Il GDPR, secondo me, è anche una forma indiretta di ostacolo al diritto di manifestare liberamente il proprio pensiero. Perché?

Perché per offrire al visitatore navigante la possibilità di commentare un articolo e quindi di manifestare liberamente il proprio pensiero su un sito web e sui suoi contenuti, secondo l'art. 21 della Costituzione italiana, occorre raccogliere un minimo di dati personali su chi si accinge a commentare, se si vuole dare un minimo di serietà all'autore del commento ed evitare lo spam, l'abuso, il trolling. Questi dati, ai sensi del GDPR, giustamente vanno raccolti con il consenso, finalizzati e protetti. Questa attività con tutto ciò che ne consegue in termini di diritti, doveri, informative, sanzioni, responsabilità, ecc. imposte dal GDPR,  può essere un serio ostacolo che può disincentivare l'abilitazione dei commenti da parte di chi gestisce blog, forum, chat, e piattaforme di social network in generale. Del resto, chi te lo fa fare di rischiare sanzioni e condanne penali per dare il diritto alla libera espressione?

Ad esempio, perché il nuovo blog di Beppe Grillo non offre più la possibilità di commentare gli articoli? Forse sarà una scelta, legittima, da parte del titolare del blog, ma che io non condivido, conoscendo l'influenza politica e sociale del personaggio Beppe Grillo, mi sarei aspettato la possibilità di commentare gli articoli sempre molto interessanti che vengono pubblicati sul blog. Che ci sia di mezzo il GDPR e lo spauracchio delle sanzioni? Lo potrei capire e per questo motivo condannerei il GDPR.

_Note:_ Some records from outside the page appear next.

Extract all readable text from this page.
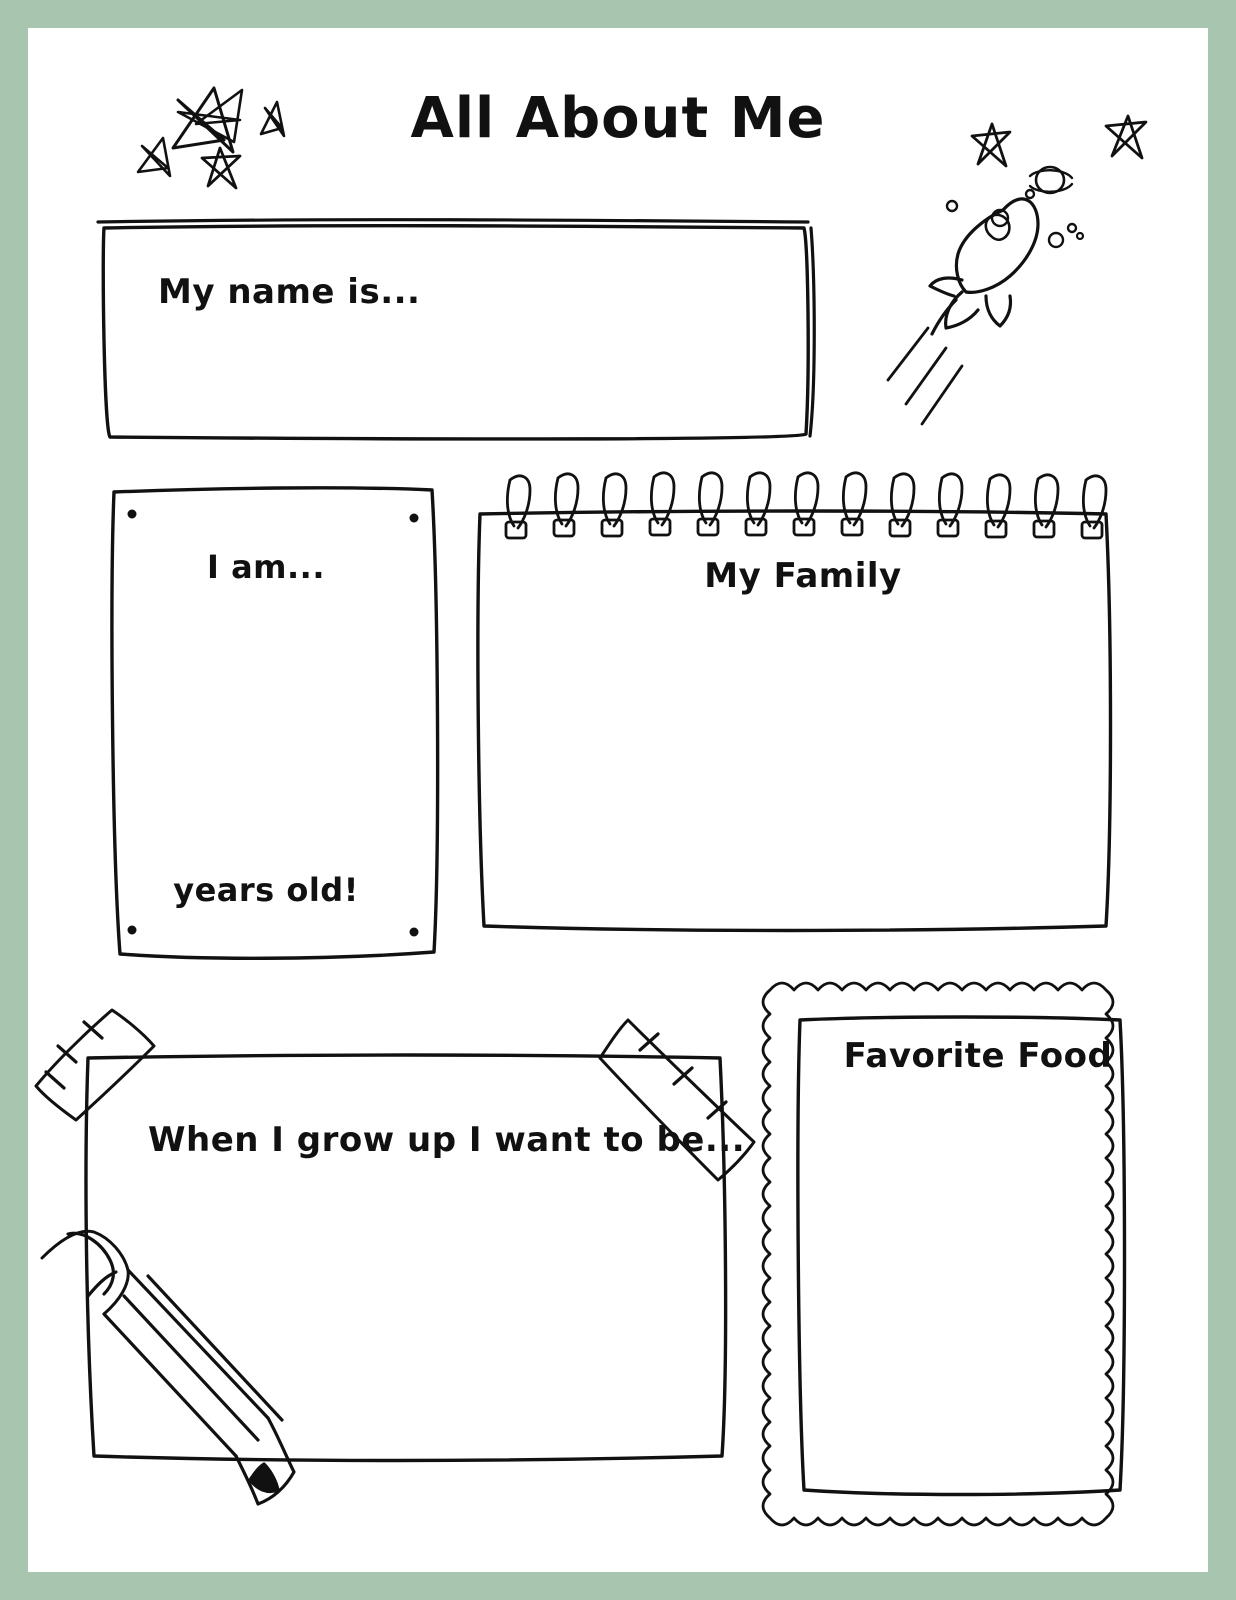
All About Me
My name is...
I am...
years old!
My Family
When I grow up I want to be...
Favorite Food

Così, testate autorevoli come AgendaDigitale.eu, tanto per fare un esempio tra tanti, offrono la possibilità di leggere articoli interessanti, scritti da autorevoli autori come Roberto Scano, Vera Gheno, Franco Pizzetti, ma chiusi ai commenti, alla replica, almeno io non ho capito come si possano commentare gli articoli su Agenda Digitale.  Perché? Che senso ha la comunicazione unidirezionale, se poi non c'è un feedback, uno scambio di opinioni tra autori e lettori?